とすると、この店はフロント企業の小型版というところか?


 なんとなくやばい予感。

 実緒がそんな途方もない想像を、思いめぐらしてると、一人の中年女性が声をかけてきた。

「ねえ、あんたはさ、どうしてこの店に入店したのですか?」

「いや、ただ応募の貼り紙を見て、応募しただけですが」

 その四十歳過ぎくらいの女性は、ため息をついた。

 なんとなく、大変なところに紛れ込んだのではないかという悪い予感がした。


「ああ、言い遅れちゃったね。私は、海田というの。一応この店で半年間勤務している古株。わからないところがあったら、遠慮なく聞いてちょうだいね」

 最初の印象よりは、親切な女性だ。

「申し遅れました。私は佐伯 実緒と申します。よろしくお願いします」

 人間 初対面の挨拶が肝心。実緒は深々と頭を下げた。

 海田は、にやりと冷ややかな笑いを浮かべながら

「佐伯さん、たぶんあなたは新人だから、あの女と組まされる、いや力仕事の尻ぬぐいをさせられるのがオチね」

 えっ、あの女とは誰のこと? 力仕事の尻ぬぐいをさせられる?

 実緒は、さっぱり意味がわからず、ただポカンとしていた。


 営業時間一時間前になり、朝礼が始まった。

 店長から「紹介します。今日から勤務することになった、佐伯 実緒さん。指導教育してやって下さいね」

「佐伯と申します。一生懸命働きますので、よろしく御指導のほど、願います」

 ふと、忍び笑いがでた。

 面接の時点から、辞めていく人が多いという話は聞かされていたが、よほどおかしなことでも、強要されるのだろうか?

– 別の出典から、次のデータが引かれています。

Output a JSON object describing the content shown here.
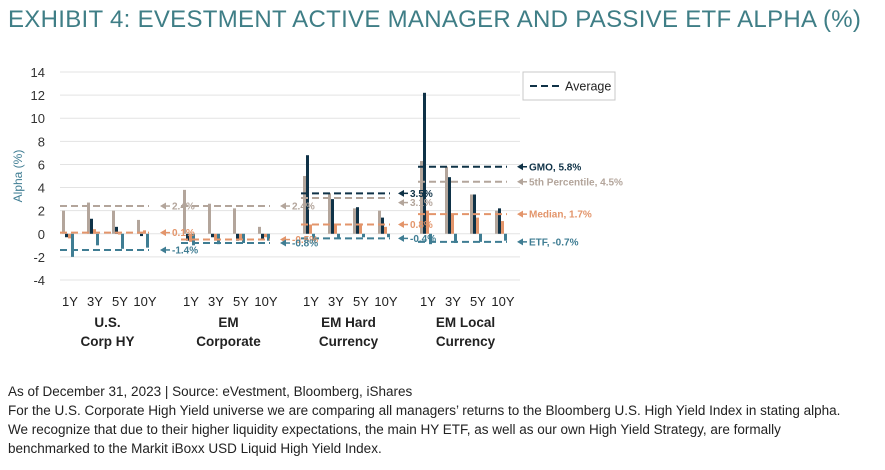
{
  "title": "EXHIBIT 4: EVESTMENT ACTIVE MANAGER AND PASSIVE ETF ALPHA (%)",
  "colors": {
    "gmo": "#0f3247",
    "percentile5": "#b3a59b",
    "median": "#e3956b",
    "etf": "#3f7d93",
    "title": "#3f7e86"
  },
  "legend": {
    "label": "Average",
    "position": "top-right"
  },
  "chart_data": {
    "type": "bar",
    "ylabel": "Alpha (%)",
    "xlabel": "",
    "ylim": [
      -4,
      14
    ],
    "yticks": [
      -4,
      -2,
      0,
      2,
      4,
      6,
      8,
      10,
      12,
      14
    ],
    "groups": [
      {
        "name_line1": "U.S.",
        "name_line2": "Corp HY",
        "periods": [
          "1Y",
          "3Y",
          "5Y",
          "10Y"
        ],
        "gmo": [
          -0.3,
          1.3,
          0.6,
          -0.2
        ],
        "percentile5": [
          2.0,
          2.7,
          2.0,
          1.2
        ],
        "median": [
          -0.4,
          0.4,
          0.0,
          0.3
        ],
        "etf": [
          -2.0,
          -1.0,
          -1.3,
          -1.2
        ],
        "averages": [
          {
            "name": "5th Percentile",
            "value": 2.4,
            "label": "2.4%"
          },
          {
            "name": "Median",
            "value": 0.1,
            "label": "0.1%"
          },
          {
            "name": "ETF",
            "value": -1.4,
            "label": "-1.4%"
          }
        ]
      },
      {
        "name_line1": "EM",
        "name_line2": "Corporate",
        "periods": [
          "1Y",
          "3Y",
          "5Y",
          "10Y"
        ],
        "gmo": [
          -0.6,
          -0.3,
          -0.6,
          -0.5
        ],
        "percentile5": [
          3.8,
          2.6,
          2.2,
          0.6
        ],
        "median": [
          -0.7,
          -0.6,
          -0.5,
          -0.3
        ],
        "etf": [
          -1.0,
          -0.9,
          -0.8,
          -0.6
        ],
        "averages": [
          {
            "name": "5th Percentile",
            "value": 2.4,
            "label": "2.4%"
          },
          {
            "name": "Median",
            "value": -0.5,
            "label": "-0.5%"
          },
          {
            "name": "ETF",
            "value": -0.8,
            "label": "-0.8%"
          }
        ]
      },
      {
        "name_line1": "EM Hard",
        "name_line2": "Currency",
        "periods": [
          "1Y",
          "3Y",
          "5Y",
          "10Y"
        ],
        "gmo": [
          6.8,
          3.0,
          2.3,
          1.4
        ],
        "percentile5": [
          5.0,
          3.5,
          2.2,
          2.0
        ],
        "median": [
          0.8,
          0.8,
          0.9,
          0.6
        ],
        "etf": [
          -0.6,
          -0.4,
          -0.3,
          -0.3
        ],
        "averages": [
          {
            "name": "GMO",
            "value": 3.5,
            "label": "3.5%"
          },
          {
            "name": "5th Percentile",
            "value": 3.1,
            "label": "3.1%"
          },
          {
            "name": "Median",
            "value": 0.8,
            "label": "0.8%"
          },
          {
            "name": "ETF",
            "value": -0.4,
            "label": "-0.4%"
          }
        ]
      },
      {
        "name_line1": "EM Local",
        "name_line2": "Currency",
        "periods": [
          "1Y",
          "3Y",
          "5Y",
          "10Y"
        ],
        "gmo": [
          12.2,
          4.9,
          3.4,
          2.2
        ],
        "percentile5": [
          6.3,
          5.8,
          3.4,
          2.0
        ],
        "median": [
          2.0,
          1.7,
          1.4,
          1.1
        ],
        "etf": [
          -0.9,
          -0.8,
          -0.7,
          -0.6
        ],
        "averages": [
          {
            "name": "GMO",
            "value": 5.8,
            "label": "GMO, 5.8%"
          },
          {
            "name": "5th Percentile",
            "value": 4.5,
            "label": "5th Percentile, 4.5%"
          },
          {
            "name": "Median",
            "value": 1.7,
            "label": "Median, 1.7%"
          },
          {
            "name": "ETF",
            "value": -0.7,
            "label": "ETF, -0.7%"
          }
        ]
      }
    ]
  },
  "notes": {
    "source": "As of December 31, 2023 | Source: eVestment, Bloomberg, iShares",
    "line1": "For the U.S. Corporate High Yield universe we are comparing all managers’ returns to the Bloomberg U.S. High Yield Index in stating alpha.",
    "line2": "We recognize that due to their higher liquidity expectations, the main HY ETF, as well as our own High Yield Strategy, are formally",
    "line3": "benchmarked to the Markit iBoxx USD Liquid High Yield Index."
  }
}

 この‘かまど’は、単なリーズナブルな洋食屋だよね。

 まさか、系列店に風俗営業があって、その隠れ蓑になってるなんてことはある筈ないよね。一応は、テレビCMにも出演している有名外食チェーン店の筈。

 そんな危惧感を抱いている実緒の耳に、バターンという乱暴にドアを閉める音が聞こえた。

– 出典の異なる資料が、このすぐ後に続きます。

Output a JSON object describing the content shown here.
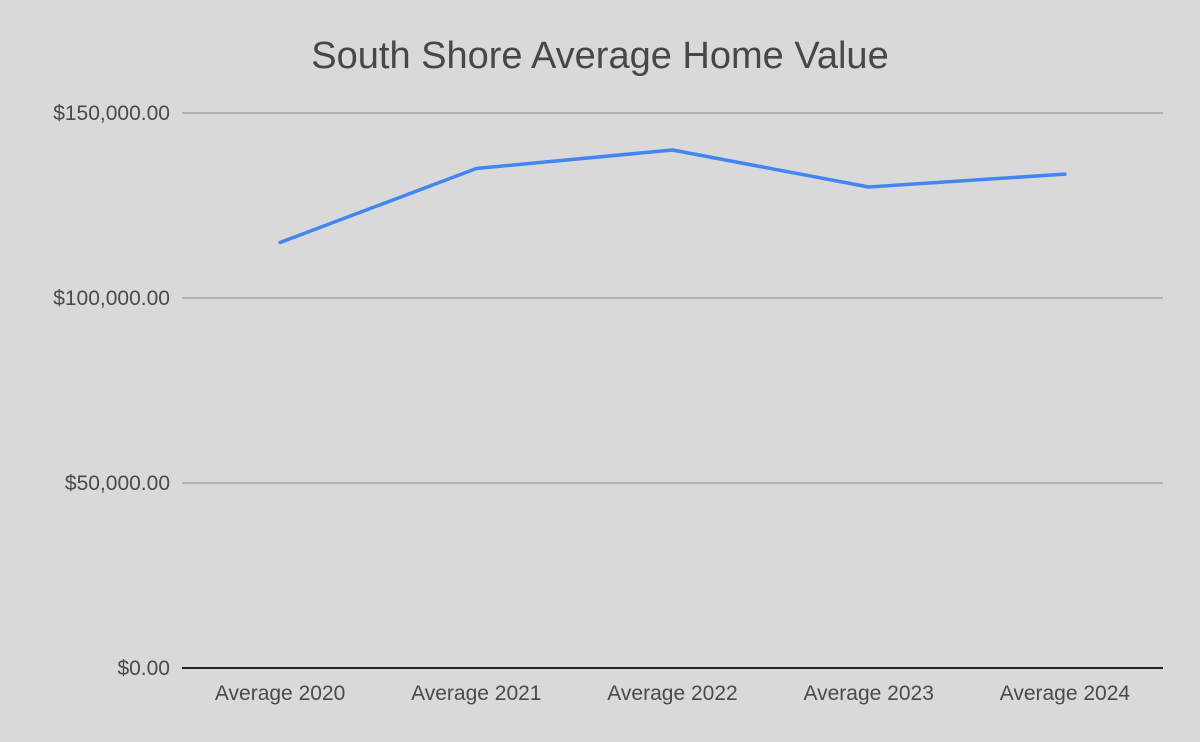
{
  "chart_data": {
    "type": "line",
    "title": "South Shore Average Home Value",
    "xlabel": "",
    "ylabel": "",
    "categories": [
      "Average 2020",
      "Average 2021",
      "Average 2022",
      "Average 2023",
      "Average 2024"
    ],
    "series": [
      {
        "values": [
          115000,
          135000,
          140000,
          130000,
          133500
        ],
        "color": "#4285f4"
      }
    ],
    "ylim": [
      0,
      150000
    ],
    "yticks": [
      0,
      50000,
      100000,
      150000
    ],
    "ytick_labels": [
      "$0.00",
      "$50,000.00",
      "$100,000.00",
      "$150,000.00"
    ],
    "grid": true,
    "legend": "none"
  }
}
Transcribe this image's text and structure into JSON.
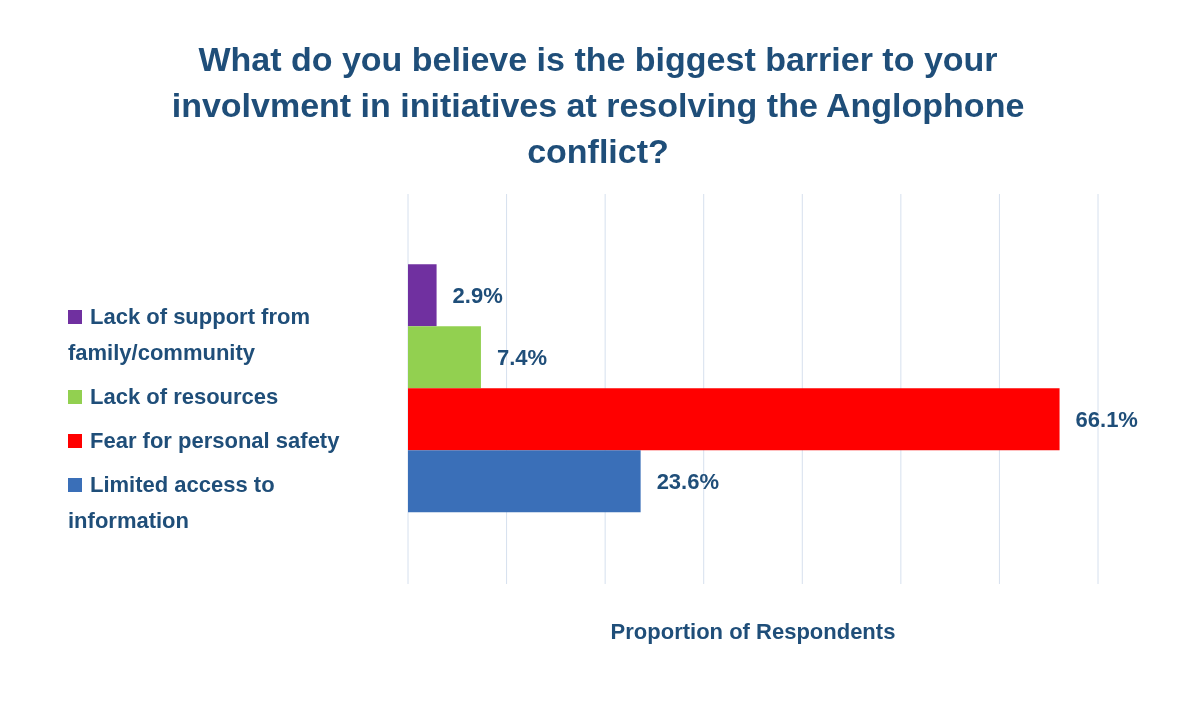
{
  "chart_data": {
    "type": "bar",
    "orientation": "horizontal",
    "title": "What do you believe is the biggest barrier to your involvment in initiatives at resolving the Anglophone conflict?",
    "xlabel": "Proportion of Respondents",
    "categories": [
      null
    ],
    "series": [
      {
        "name": "Lack of support from family/community",
        "color": "#7030a0",
        "values": [
          2.9
        ],
        "value_labels": [
          "2.9%"
        ]
      },
      {
        "name": "Lack of resources",
        "color": "#92d050",
        "values": [
          7.4
        ],
        "value_labels": [
          "7.4%"
        ]
      },
      {
        "name": "Fear for personal safety",
        "color": "#ff0000",
        "values": [
          66.1
        ],
        "value_labels": [
          "66.1%"
        ]
      },
      {
        "name": "Limited access to information",
        "color": "#3a6fb8",
        "values": [
          23.6
        ],
        "value_labels": [
          "23.6%"
        ]
      }
    ],
    "xlim": [
      0,
      70
    ],
    "xticks": [
      {
        "value": 0,
        "label": null
      },
      {
        "value": 10,
        "label": null
      },
      {
        "value": 20,
        "label": null
      },
      {
        "value": 30,
        "label": null
      },
      {
        "value": 40,
        "label": null
      },
      {
        "value": 50,
        "label": null
      },
      {
        "value": 60,
        "label": null
      },
      {
        "value": 70,
        "label": null
      }
    ],
    "grid": "x",
    "legend": "left"
  }
}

 見ると、そこには赤いジャンパーにデニムパンツ姿、髪をひっつめた五十歳近い中年いや実年に近い、どことなくくたびれたような女性が入っていた。

 一瞬、シーンと沈黙が流れた。


 それにしても上品とは言い難い、冴えない容姿の女性である。

 しかし、実緒の方から元気よく挨拶した。

「今日から入店いたしました佐伯 実緒といいます。よろしくお願いします」

 するとそのくたびれた女性は、そばにあった小さなプラスチック製の箱を、両手に持ち上げ、振り上げるポーズを始めた。

「あんた今、はいと言ったなあ」

「はい」

 急にその中年女は目を吊り上げて、しかし半分は呆けたような口を開けて言った。

「あんたのはいーは、人の心を傷つけるのよ。今度、私の前ではいーと言ってみ」

 実緒は、返す言葉もなく、目を丸くして中年女の顔をまじまじと見つめた。

「うちがあんたに、手をかけないと思っているのか」

 なんだ、この女、頭がおかしいのではないか、精神障害というよりは、もしかして覚醒剤中毒?

 実緒は、二年前に電車の中で絡まれた、一目で麻薬中毒とわかる女を思い出した。